For this generation of managers born between 1961 and 1972, perhaps the biggest change has occurred regarding their responses to the two global crises and their outcomes. While many consider this generation to be “too precise”, who find it difficult to divert from well-trodden paths, it should not be forgotten that they are constantly evolving as an Expert-oriented generation. Thus, even if the first crisis response was not effective, learning from their mistakes has led to success for many of them.
Before the crisis
After 2008, many people pushed aside this generation, saying they were not proactive enough, that the generational effects they experienced made them inactive, cautious, and measured. And these claims hold true. Indeed, it can be said that this generation, learning from the mistakes of the generation above them, devoted a great deal of energy and time to crafting their careers, not in a self-taught manner, but armed with real technical knowledge. It is no coincidence that many very easily became the leaders of large multinationals, which generally require degrees and accompanying qualifications. This is the source of the most valid critique towards this generation: they really like to stick to what they have learned or already experienced and have a hard time forging new paths. They didn’t really need to before the Great Recession, so they were able to build their careers in calm conditions. Then the crisis changed everything around them because they got into situations they hadn’t learned about and hadn’t experienced before. And because this generation tends to aim for perfect answers to challenges, and before executing those answers perfectly, they stopped, and many froze in the new situation.

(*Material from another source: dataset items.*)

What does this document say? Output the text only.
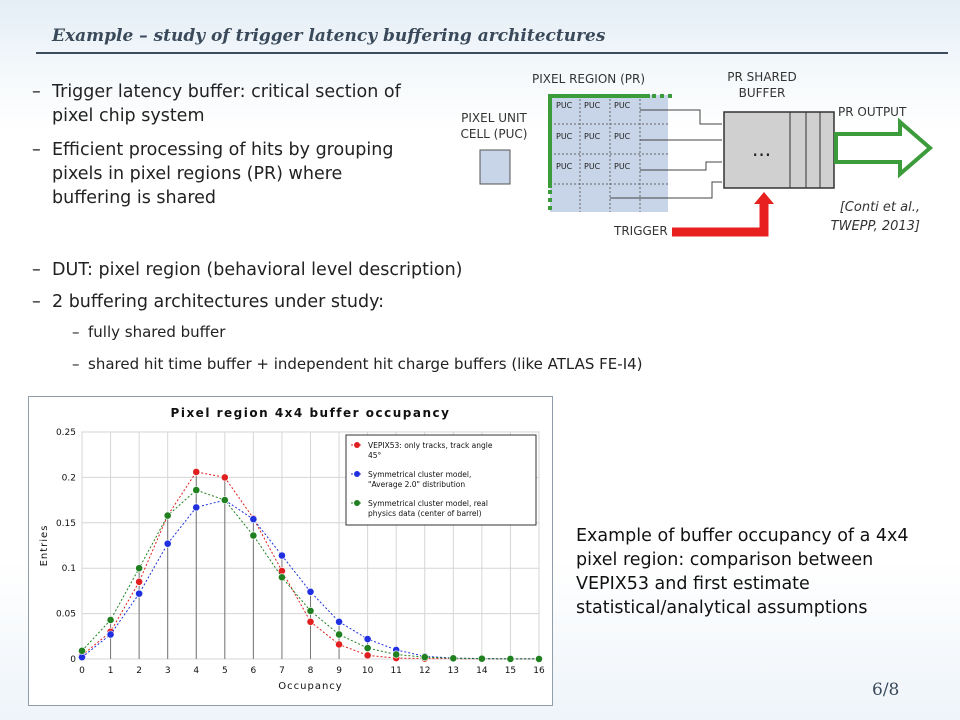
Example – study of trigger latency buffering architectures
– Trigger latency buffer: critical section of pixel chip system
– Efficient processing of hits by grouping pixels in pixel regions (PR) where buffering is shared
– DUT: pixel region (behavioral level description)
– 2 buffering architectures under study:
– fully shared buffer
– shared hit time buffer + independent hit charge buffers (like ATLAS FE-I4)
PIXEL REGION (PR)
PIXEL UNIT
CELL (PUC)
PR SHARED
BUFFER
PR OUTPUT
TRIGGER
[Conti et al.,
TWEPP, 2013]
PUC PUC PUC
PUC PUC PUC
PUC PUC PUC
...
Pixel region 4x4 buffer occupancy
0
0.05
0.1
0.15
0.2
0.25
0	1	2	3	4	5	6	7	8	9 10 11 12 13 14 15 16
Occupancy
Entries
VEPIX53: only tracks, track angle
45°
Symmetrical cluster model,
"Average 2.0" distribution
Symmetrical cluster model, real
physics data (center of barrel)
Example of buffer occupancy of a 4x4 pixel region: comparison between VEPIX53 and first estimate statistical/analytical assumptions
6/8
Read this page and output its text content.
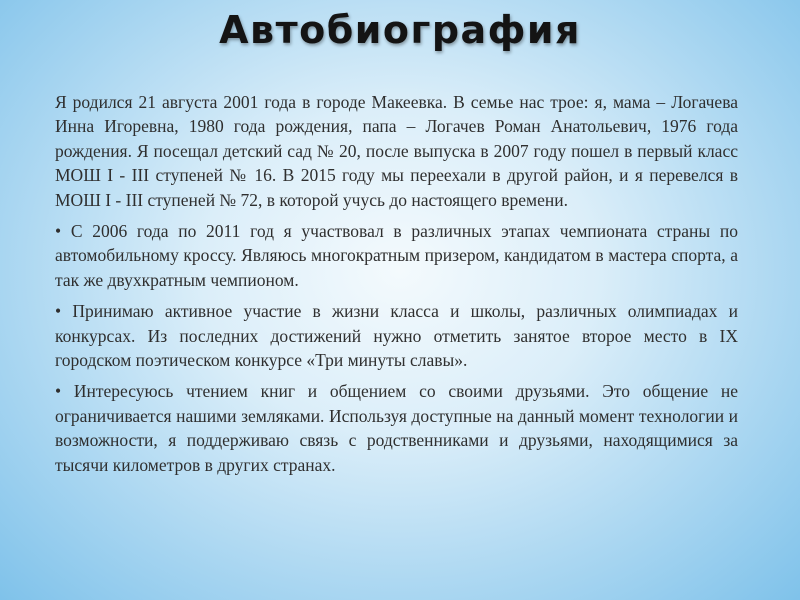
Автобиография

Я родился 21 августа 2001 года в городе Макеевка. В семье нас трое: я, мама – Логачева Инна Игоревна, 1980 года рождения, папа – Логачев Роман Анатольевич, 1976 года рождения. Я посещал детский сад № 20, после выпуска в 2007 году пошел в первый класс МОШ I - III ступеней № 16. В 2015 году мы переехали в другой район, и я перевелся в МОШ I - III ступеней № 72, в которой учусь до настоящего времени.

• С 2006 года по 2011 год я участвовал в различных этапах чемпионата страны по автомобильному кроссу. Являюсь многократным призером, кандидатом в мастера спорта, а так же двухкратным чемпионом.

• Принимаю активное участие в жизни класса и школы, различных олимпиадах и конкурсах. Из последних достижений нужно отметить занятое второе место в IX городском поэтическом конкурсе «Три минуты славы».

• Интересуюсь чтением книг и общением со своими друзьями. Это общение не ограничивается нашими земляками. Используя доступные на данный момент технологии и возможности, я поддерживаю связь с родственниками и друзьями, находящимися за тысячи километров в других странах.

However, it was this generation that asked for the least help because they turned to real inactivity. Thus, most businesses that failed after the 2008 crisis can be linked to this generation. This was typical in the international corporate management world, as most managerial changes hit this generation. They were no longer able to meet the challenges as well as they could in the pre-crisis period, and their pursuit of perfection prevented them from switching quickly. Moreover, unlike the previous generation, it was not typical for them to see their company as their child, or to be emotionally attached to their position. What’s more, there’s the much more proactive and successful next generation banging on the door behind them, so they felt great pressure, and some were consumed by it. On the other hand, they could and wanted to work, and they always believed in the awareness of the work, in its quantity. So even if they emerged a little “battered”, those who survived the crisis or were able to improve and have learned a lot over the last 12 years.
After the crisis
This growth has been of great use since the beginning of the pandemic. While in 2008, they were taking a wait-and-see approach and discussing all the principles that would be re-arranged, in 2020, they knew almost immediately that they needed to move on. They did not make the same mistake and asked for support immediately. They brought in help either from within their own company or from outside. Most companies governed by the Precisionists, for example, use consulting assistance in significant quantities to this day. They know that a new strategy needs to be built so that when the market changes, they can adjust before the time for reacting passes. In 2008, they were often stubbornly disapproving, but now they are absolute partners in preparing for and planning for change. Plus, they have a network of relationships. Those who did not fail after the 2008 crisis were able to become real idols. And this generation is now smart enough not to give up its position due to ego issues. Many people in business development circles believe that this generation could be the biggest winner of the current crisis because they are the ones who will be able to work together to build a new future regardless of generational resentment. They have learned that the dynamism and strategic vision of the next generation is necessary for success, and they can appreciate even the youngest generations of managers. The big challenge for them will be to do it all by accepting themselves. This is because many in this generation like to play a role as overly serious. This has been necessary, even for decades, but now comes the time when their willingness to learn, their continuous development, their often-maximalist expectations are paying off. That is, they have to assume that there will be someone who doesn’t like it, but that is a problem for their competitors!